As Billie Holiday played over speakers, Breen told me we were grubbing in Jones’ abode, as I suspected. I asked Jones why he agreed to host the dinner.
“I live to eat,” he said, “And Il Ritorno is one of my favorite restaurants.”
Jones said he’s used to having many people over for a meal, and cooking for them, too. On Tuesday, he prepared a down-home lineup for a group of 17 that included Southern-fried chicken, baked sweet potatoes and pecan pie.
“With me, the answer’s always yes,” Jones said.
We, 21 of us, sat down to chow a little past 7. Many members, whose professions range from teaching to running food establishments to contracting, said they know one of the founders.
As offerings like charred octopus and tagliatelle with smoked venison, along with lamb and pork bellies, came and went, so did the wines.

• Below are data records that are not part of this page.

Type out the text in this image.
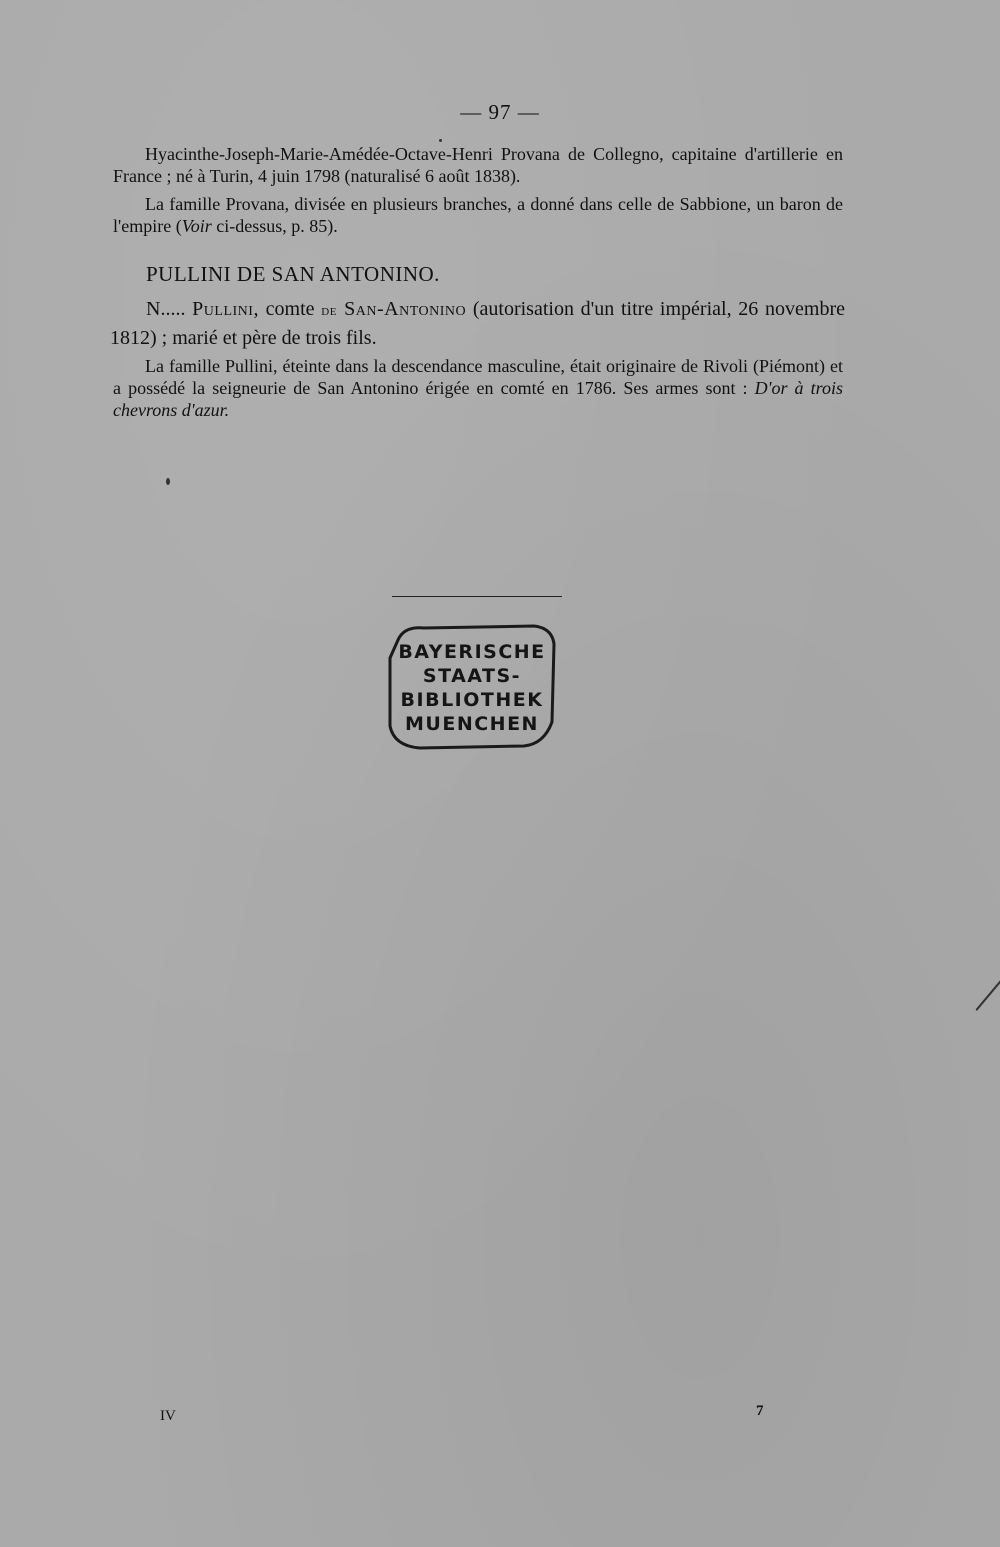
— 97 —

Hyacinthe-Joseph-Marie-Amédée-Octave-Henri Provana de Collegno, capitaine d'artillerie en France ; né à Turin, 4 juin 1798 (naturalisé 6 août 1838).

La famille Provana, divisée en plusieurs branches, a donné dans celle de Sabbione, un baron de l'empire (Voir ci-dessus, p. 85).

PULLINI DE SAN ANTONINO.

N..... Pullini, comte de San-Antonino (autorisation d'un titre impérial, 26 novembre 1812) ; marié et père de trois fils.

La famille Pullini, éteinte dans la descendance masculine, était originaire de Rivoli (Piémont) et a possédé la seigneurie de San Antonino érigée en comté en 1786. Ses armes sont : D'or à trois chevrons d'azur.

BAYERISCHE
STAATS-
BIBLIOTHEK
MUENCHEN
IV	7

They weren’t large pours, but I couldn’t down ’em fast enough.
Throughout the meal, which lasted more than three hours, Benstock introduced each course and shared Il Ritorno’s story toward the end of the night. A pistachio semifreddo was presented for dessert.
While eating, I heard members chatting about yoga studios, TV shows, traveling, Jones’ art collection and the pronunciation of “Oregon” (what was up with that, y’all?).
“We want a family vibe to be prevalent in all of our dinners,” Breen said.
St. Petersburg’s beer scene, our favorite foodie spots and how the region’s culinary realm is coming into its own were among the food topics my neighboring eaters and I discussed.
In these moments, the Illumineati founders’ goal was highlighted. The club’s clandestine nature is cool, yes, but it’s about uniting gastronauts for an organic dining experience.
Nothing felt forced.
Editor's note: An earlier version of this post said Marsicano "crafted" the One For Tucker cocktails. He made the drinks during the dinner, and Ciani created the recipe to commemorate a friend who passed away. The fourth paragraph was edited for clarity.